Barcode sequences should be provided using the barcode_path argument. The optional barcode_mapping argument can be used to map barcodes to sample names.

Parameters:

transposon_path (Path) – Path to the (flanking) transposon sequence (fasta).
bowtie_index_path (Path) – Path to the bowtie index.
barcode_path – Path to barcode sequences (fasta).
barcode_mapping (Path) – Path to a tsv file specifying a mapping from barcodes to sample names. Should contain sample and barcode columns.
linker_path (Path) – Path to the linker sequence (fasta).
contaminant_path (Path) – Path to file containing contamintant sequences (fasta). If provided, sequences are filtered for these sequences before extracting genomic sequences for alignment.
min_length (int) – Minimum length for genomic reads to be kept for alignment.
min_support (int) – Minimum support for insertions to be kept in the final output.
min_mapq (int) – Minimum mapping quality of alignments to be used for identifying insertions.
merge_distance (int) – Maximum distance within which insertions are merged. Used to merge insertions that occur within close vicinity, which is typically due to slight variations in alignments.
bowtie_options (Dict[str, Any]) – Dictionary of extra options for Bowtie.
min_overlaps (Dict[str, int]) – Minimum overlap required to recognize the transposon, linker and contamintant sequences (see Cutadapts documentation for more information).
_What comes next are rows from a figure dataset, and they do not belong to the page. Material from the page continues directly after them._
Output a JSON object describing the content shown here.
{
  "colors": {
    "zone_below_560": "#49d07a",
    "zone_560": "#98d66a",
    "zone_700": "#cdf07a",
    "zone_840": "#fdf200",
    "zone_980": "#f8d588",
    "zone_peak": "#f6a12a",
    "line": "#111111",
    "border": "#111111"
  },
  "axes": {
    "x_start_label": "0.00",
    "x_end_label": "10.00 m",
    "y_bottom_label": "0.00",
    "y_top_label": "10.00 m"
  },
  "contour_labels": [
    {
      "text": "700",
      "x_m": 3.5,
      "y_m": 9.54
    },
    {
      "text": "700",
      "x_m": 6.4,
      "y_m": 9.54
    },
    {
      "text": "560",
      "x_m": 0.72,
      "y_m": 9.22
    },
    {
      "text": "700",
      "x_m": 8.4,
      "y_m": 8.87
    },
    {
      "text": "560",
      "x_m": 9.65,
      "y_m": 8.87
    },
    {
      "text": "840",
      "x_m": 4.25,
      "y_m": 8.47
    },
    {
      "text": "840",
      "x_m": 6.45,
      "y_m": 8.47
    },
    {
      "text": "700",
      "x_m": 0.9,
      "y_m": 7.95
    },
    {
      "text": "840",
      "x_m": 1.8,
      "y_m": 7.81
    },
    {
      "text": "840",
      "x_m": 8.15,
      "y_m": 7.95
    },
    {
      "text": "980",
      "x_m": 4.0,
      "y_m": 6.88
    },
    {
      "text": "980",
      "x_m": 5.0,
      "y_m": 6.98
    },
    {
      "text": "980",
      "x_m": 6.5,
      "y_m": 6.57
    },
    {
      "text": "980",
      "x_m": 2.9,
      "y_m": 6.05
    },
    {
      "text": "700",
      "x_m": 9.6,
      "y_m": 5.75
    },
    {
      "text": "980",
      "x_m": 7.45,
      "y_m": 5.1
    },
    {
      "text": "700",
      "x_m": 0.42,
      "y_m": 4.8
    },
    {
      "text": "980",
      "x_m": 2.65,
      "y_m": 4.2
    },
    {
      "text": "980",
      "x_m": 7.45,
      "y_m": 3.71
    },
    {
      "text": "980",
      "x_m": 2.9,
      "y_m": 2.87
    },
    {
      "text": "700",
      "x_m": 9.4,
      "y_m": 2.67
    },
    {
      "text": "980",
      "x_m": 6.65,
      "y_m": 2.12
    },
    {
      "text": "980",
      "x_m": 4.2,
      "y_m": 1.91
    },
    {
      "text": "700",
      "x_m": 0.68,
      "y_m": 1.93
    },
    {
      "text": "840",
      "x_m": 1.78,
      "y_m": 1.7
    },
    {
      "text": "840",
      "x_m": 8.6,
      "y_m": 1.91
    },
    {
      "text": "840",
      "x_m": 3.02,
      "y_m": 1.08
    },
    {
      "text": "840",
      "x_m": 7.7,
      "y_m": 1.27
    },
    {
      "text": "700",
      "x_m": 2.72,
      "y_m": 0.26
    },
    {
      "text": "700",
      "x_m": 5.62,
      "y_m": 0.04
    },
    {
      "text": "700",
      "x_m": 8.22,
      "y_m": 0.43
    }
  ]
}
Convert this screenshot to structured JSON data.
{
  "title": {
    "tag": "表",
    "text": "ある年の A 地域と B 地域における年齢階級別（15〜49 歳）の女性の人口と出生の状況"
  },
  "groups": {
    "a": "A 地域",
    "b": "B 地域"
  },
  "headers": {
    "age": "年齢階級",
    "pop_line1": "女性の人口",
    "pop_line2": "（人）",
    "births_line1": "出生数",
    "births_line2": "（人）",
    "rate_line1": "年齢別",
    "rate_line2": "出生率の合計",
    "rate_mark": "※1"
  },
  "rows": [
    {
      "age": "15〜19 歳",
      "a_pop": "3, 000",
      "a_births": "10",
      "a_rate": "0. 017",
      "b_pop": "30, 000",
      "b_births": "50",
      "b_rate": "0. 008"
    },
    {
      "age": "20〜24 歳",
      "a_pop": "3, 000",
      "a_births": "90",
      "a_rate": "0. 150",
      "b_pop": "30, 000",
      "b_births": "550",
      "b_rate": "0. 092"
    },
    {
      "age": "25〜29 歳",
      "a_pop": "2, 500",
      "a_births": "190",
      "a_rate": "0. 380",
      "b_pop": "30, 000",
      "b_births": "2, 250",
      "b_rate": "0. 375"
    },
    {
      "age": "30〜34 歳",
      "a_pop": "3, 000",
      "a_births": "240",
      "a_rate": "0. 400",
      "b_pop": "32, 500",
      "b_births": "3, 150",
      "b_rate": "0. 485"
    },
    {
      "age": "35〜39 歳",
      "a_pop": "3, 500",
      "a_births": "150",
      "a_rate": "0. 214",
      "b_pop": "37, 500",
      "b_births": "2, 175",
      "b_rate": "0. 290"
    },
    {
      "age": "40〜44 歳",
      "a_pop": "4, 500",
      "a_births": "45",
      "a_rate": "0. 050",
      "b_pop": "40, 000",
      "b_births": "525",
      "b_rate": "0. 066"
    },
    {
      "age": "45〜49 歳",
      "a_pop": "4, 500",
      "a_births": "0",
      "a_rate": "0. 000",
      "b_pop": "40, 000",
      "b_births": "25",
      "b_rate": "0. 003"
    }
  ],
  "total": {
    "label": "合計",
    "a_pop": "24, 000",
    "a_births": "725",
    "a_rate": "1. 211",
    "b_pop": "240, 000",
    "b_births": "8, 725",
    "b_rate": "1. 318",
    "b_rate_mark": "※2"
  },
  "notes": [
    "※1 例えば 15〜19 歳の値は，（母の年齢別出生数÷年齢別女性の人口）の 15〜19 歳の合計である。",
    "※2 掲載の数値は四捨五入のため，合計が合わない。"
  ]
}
Keys of the dictionary indicate to which sequence the overlap corresponds and should be one of the following: linker, transposon or contaminant.
error_rates (Dict[str, float]) – Maximum error rate to use when recognizing transposon, linker and contamintant sequences (see Cutadapts documentation for more information). Keys should be the same as for min_overlaps.

Nextera¶

class pyim.align.pipelines.NexteraPipeline(transposon_path, bowtie_index_path, bowtie_options=None, min_length=15, min_support=2, min_mapq=23, merge_distance=None, threads=1)[source]¶

Nextera-based transposon pipeline.

Analyzes paired-end sequence data that was prepared using a Nextera-based protocol. Sequence reads are expected to have the following structure:

Mate 1:
    [Genomic]

Mate 2:
    [Transposon][Genomic]

Here, transposon refers to the flanking part of the transposon sequence and genomic refers to the genomic DNA located between the transposon sequence and the used adapt sequence. Note that the adapter itself is not sequenced and therefore not part of the reads. However, the end of Mate 1 is considered to terminate at the adapter and as such represents the breakpoint between the genomic DNA and the adapter.

The pipeline essentially performs the following steps:

Mates are trimmed to remove the transposon sequence, dropping any reads not containing the transposon.

The remaining mates are trimmed to remove any sequences from the Nextera transposase.

The trimmed mates are aligned to the reference genome.

The resulting alignment is used to identify insertions.

Parameters:

transposon_path (Path) – Path to the (flanking) transposon sequence (fasta).
bowtie_index_path (Path) – Path to the bowtie index.
bowtie_options (Dict[str, Any]) – Dictionary of extra options for Bowtie.
min_length (int) – Minimum length for genomic reads to be kept for alignment.
min_support (int) – Minimum support for insertions to be kept in the final output.
min_mapq (int) – Minimum mapping quality of alignments to be used for identifying insertions.
merge_distance (int) – Maximum distance within which insertions are merged. Used to merge insertions that occur within close vicinity, which is typically due to slight variations in alignments.
threads (int) – The number of threads to use for the alignment.